Wednesday, January 14, 2015

Essential Employees at UNCG

The message sent out by the Chancellor’s office regarding winter weather was actually more interesting than I thought it would be. The reason for this is that it gives a list of ‘essential’ personnel. Those whose presence is absolutely required for the university’s live-in community to continue functioning. That got me thinking. If those people are essential, and I believe that they are, they should clearly be at the top of the pecking order on campus, right? They are singularly valuable and certainly we must be treating them as such, no?

If, for example, physical plant employees are considered essential, why is it that Margaret Coleman who has dedicated 12 years of her working life to that essential service making $23,837, Geraldine Coppedge after 14 years earns $24,049 and 17 years of hard work is only enough to earn Sarah Cottrell $25,718. This hardly seems the way to reward the people who are essential – the ones who are required to risk their safety even when conditions are considered too dangerous for the rest of the university employees to even attempt to come to work.

Who isn’t on the essential employee list?

The Chancellor’s Chief of Staff Bonita Brown, for example, is clearly not essential to the operation of the university. And yet, she earns $151,800 to stay at home if it gets icy outside.

I think we have seriously inverted the scale of worth here. Sure, it may be the trend across the country, but again, I’m not terribly interested in UNCG being a trend follower at a broken system when we could be a leader in something truly amazing. I also understand that not all value is reflected in money, however, in a place of employment there are two ways of conveying value: money and cultural capital (ie prestige) and we continue to assign these values incorrectly.

Assuming that the essential employees, those in physical plant, residence life, and safety are at the university closed or not, where else might we look for employees who are essential to the university when it is open?

It would clearly be incredibly difficult to run the university without any faculty. Although that would eliminate a troublesome sector for upper administration, they have not yet figured out how to get the money directly from the students without having to offer these ‘pesky’ classes.

In theory, students are here not only to learn but also here to earn their degrees, right? This would be impossible without the staff in the registrar’s office.

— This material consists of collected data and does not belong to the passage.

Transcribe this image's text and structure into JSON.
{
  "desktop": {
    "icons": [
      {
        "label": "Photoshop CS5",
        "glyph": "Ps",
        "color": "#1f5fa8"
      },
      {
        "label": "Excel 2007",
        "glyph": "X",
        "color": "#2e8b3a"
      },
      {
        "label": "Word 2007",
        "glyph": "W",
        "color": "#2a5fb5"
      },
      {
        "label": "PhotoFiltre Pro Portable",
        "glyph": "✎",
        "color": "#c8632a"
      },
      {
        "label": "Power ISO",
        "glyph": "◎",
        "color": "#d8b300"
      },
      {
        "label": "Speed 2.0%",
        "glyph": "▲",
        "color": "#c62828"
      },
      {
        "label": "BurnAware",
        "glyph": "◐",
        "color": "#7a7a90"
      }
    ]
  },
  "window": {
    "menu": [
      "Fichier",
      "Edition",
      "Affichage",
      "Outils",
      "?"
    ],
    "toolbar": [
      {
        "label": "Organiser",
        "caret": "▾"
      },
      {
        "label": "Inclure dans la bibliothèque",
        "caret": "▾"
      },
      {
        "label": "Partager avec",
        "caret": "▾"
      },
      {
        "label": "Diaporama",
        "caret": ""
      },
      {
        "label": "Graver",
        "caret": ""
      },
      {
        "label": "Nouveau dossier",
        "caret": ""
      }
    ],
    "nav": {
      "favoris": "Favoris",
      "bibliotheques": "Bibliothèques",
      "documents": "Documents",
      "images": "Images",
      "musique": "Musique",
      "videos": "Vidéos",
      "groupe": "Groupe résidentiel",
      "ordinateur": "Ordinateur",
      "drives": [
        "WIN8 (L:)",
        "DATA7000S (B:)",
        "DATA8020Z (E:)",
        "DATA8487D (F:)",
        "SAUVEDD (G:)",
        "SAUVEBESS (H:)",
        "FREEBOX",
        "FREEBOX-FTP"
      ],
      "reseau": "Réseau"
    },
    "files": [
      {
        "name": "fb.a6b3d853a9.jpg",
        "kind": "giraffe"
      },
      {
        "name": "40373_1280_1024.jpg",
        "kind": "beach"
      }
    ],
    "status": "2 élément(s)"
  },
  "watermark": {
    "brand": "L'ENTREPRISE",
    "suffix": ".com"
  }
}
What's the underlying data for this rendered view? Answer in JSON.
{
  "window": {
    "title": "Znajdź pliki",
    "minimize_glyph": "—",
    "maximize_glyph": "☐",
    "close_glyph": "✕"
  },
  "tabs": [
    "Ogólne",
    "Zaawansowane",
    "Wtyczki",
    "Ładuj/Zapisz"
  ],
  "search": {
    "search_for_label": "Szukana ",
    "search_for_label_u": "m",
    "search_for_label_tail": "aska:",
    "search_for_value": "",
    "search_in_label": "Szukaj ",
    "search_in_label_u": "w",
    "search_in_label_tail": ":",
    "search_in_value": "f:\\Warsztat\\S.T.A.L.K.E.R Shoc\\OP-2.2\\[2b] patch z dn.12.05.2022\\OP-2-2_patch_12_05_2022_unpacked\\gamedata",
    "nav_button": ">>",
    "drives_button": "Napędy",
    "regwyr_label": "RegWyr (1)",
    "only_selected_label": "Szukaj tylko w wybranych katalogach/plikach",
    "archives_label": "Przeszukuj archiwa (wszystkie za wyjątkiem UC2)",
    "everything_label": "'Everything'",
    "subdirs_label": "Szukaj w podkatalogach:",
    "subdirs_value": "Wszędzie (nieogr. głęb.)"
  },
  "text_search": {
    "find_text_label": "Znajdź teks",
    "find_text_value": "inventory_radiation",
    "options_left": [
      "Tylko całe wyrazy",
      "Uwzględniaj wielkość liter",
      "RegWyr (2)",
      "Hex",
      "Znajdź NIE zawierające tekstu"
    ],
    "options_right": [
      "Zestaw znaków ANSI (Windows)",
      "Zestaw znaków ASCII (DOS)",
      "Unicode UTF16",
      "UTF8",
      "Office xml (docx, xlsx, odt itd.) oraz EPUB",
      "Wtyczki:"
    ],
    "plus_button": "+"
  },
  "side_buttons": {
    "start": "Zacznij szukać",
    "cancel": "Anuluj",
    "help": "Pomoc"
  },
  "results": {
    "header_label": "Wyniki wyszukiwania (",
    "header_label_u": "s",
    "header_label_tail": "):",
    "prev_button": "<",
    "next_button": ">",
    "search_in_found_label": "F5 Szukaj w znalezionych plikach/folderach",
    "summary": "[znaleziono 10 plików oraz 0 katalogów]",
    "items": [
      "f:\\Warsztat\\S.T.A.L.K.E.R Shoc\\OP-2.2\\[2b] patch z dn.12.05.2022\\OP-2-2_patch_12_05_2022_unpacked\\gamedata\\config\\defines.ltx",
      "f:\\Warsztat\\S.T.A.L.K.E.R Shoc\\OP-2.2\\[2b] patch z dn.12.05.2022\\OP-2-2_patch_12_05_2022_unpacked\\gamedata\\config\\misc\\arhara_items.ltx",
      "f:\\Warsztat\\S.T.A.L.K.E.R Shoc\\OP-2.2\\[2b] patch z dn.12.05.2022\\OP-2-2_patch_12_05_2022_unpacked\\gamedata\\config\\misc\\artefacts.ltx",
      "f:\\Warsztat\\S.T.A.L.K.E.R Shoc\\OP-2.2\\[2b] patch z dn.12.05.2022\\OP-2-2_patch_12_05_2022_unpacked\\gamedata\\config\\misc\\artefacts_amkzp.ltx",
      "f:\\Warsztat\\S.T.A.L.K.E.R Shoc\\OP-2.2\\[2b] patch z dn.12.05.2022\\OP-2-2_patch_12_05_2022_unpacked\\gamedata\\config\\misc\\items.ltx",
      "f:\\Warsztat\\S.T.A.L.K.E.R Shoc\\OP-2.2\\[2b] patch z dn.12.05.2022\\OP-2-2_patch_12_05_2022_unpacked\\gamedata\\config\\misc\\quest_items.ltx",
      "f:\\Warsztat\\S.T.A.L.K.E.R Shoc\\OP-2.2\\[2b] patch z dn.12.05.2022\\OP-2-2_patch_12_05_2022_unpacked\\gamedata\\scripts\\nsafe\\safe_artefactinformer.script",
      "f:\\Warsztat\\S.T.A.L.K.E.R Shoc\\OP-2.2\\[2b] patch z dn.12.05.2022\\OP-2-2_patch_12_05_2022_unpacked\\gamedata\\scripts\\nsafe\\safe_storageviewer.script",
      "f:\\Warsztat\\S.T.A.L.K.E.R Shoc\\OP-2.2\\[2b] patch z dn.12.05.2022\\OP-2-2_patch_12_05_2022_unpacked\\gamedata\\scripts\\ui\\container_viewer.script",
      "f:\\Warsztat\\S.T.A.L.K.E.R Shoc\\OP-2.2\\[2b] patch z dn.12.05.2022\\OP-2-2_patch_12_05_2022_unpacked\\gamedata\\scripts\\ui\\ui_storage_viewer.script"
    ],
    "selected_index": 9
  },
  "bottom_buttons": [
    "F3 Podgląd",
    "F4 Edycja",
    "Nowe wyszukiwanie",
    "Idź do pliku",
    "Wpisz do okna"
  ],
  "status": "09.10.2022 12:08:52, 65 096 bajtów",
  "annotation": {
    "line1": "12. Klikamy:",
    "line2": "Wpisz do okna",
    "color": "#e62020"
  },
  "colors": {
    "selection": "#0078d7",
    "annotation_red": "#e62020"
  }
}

The gross inflation in the tuition caused by the Chancellor’s real estate development deals would be even more onerous (and in fact create an impossible burden) for a majority of our students if not for financial aid, making those workers essential to the functioning of the university when it is open.

Just as we have to maintain the upkeep of the physical plant at the university, the students’ human bodies require health services. It would be unacceptable to have 18,000 students enrolled and then leave them without access to health care – and this means both for their bodies and their minds (as the two cannot truly be separated in any case).

In other words, the circle of employees who are essential to the university continues to expand.

So, after we have students who can register, take classes, graduate, and be healthy through the experience, what else?

It would turn our university into a transparent joke if we were, for example, to eliminate the library. There isn’t even any need to waste my breath arguing for the value of the libraries, right? Surely, that’s a given. I mean, I would imagine the funding for the university libraries far exceeds that granted to something as extra-curricular as, let’s say, athletics, yes? I can only imagine a student who graduates going to a job interview and saying that they couldn’t access the latest research in their field but they sure could go the basketball games and not being laughed out of the job market.

We live in the 21st century and while the role and applications of technology are continually changing and subject to philosophical debate, fluency in current technologies is a requirement for interacting with the world today. So my guess is we would be hard pressed to run a university without experts in information technologies.

So, the list gets longer and yet, it still doesn’t include anything indicating that it is essential to pay Kim Record $177,000 a year to direct intercollegiate athletics. In fact, quite the opposite.

We have made a fundamental error. It’s not the number on the salary so much as it is the message conveyed:

Is Kim Record worth 7.5 housekeeping employees? I sincerely doubt it. When it snows and the university closes, nobody in their right mind believes that without Record there will be a crisis. She is dispensable. She is what we pay for after we have paid for everything else and we have money to burn. Until every employee at this university makes a living wage and is rewarded for their dedicated service, the Chancellor should be ashamed of counting herself worthy of 15 employees who are required to drive over ice to make sure that our students survive even under adverse weather conditions.

And, of course, Paul Mason has proved himself to not only be not essential but actively dangerous and yet he remains, along with the burden of his salary.


Maybe those in upper administration should take a note from the president of Uruguay, José Mujica Cordano who donates approximately 90% of his monthly salary to charities and small entrepreneurs. Imagine if the Chancellor were to willingly accept a mere $112,000 (a 50% pay cut) and donate $10,000 to 11 members of the essential staff. That would increase their salary by a third and bring them above the poverty line for a family of four. 

Wouldn’t that truly be ‘doing something bigger all together’?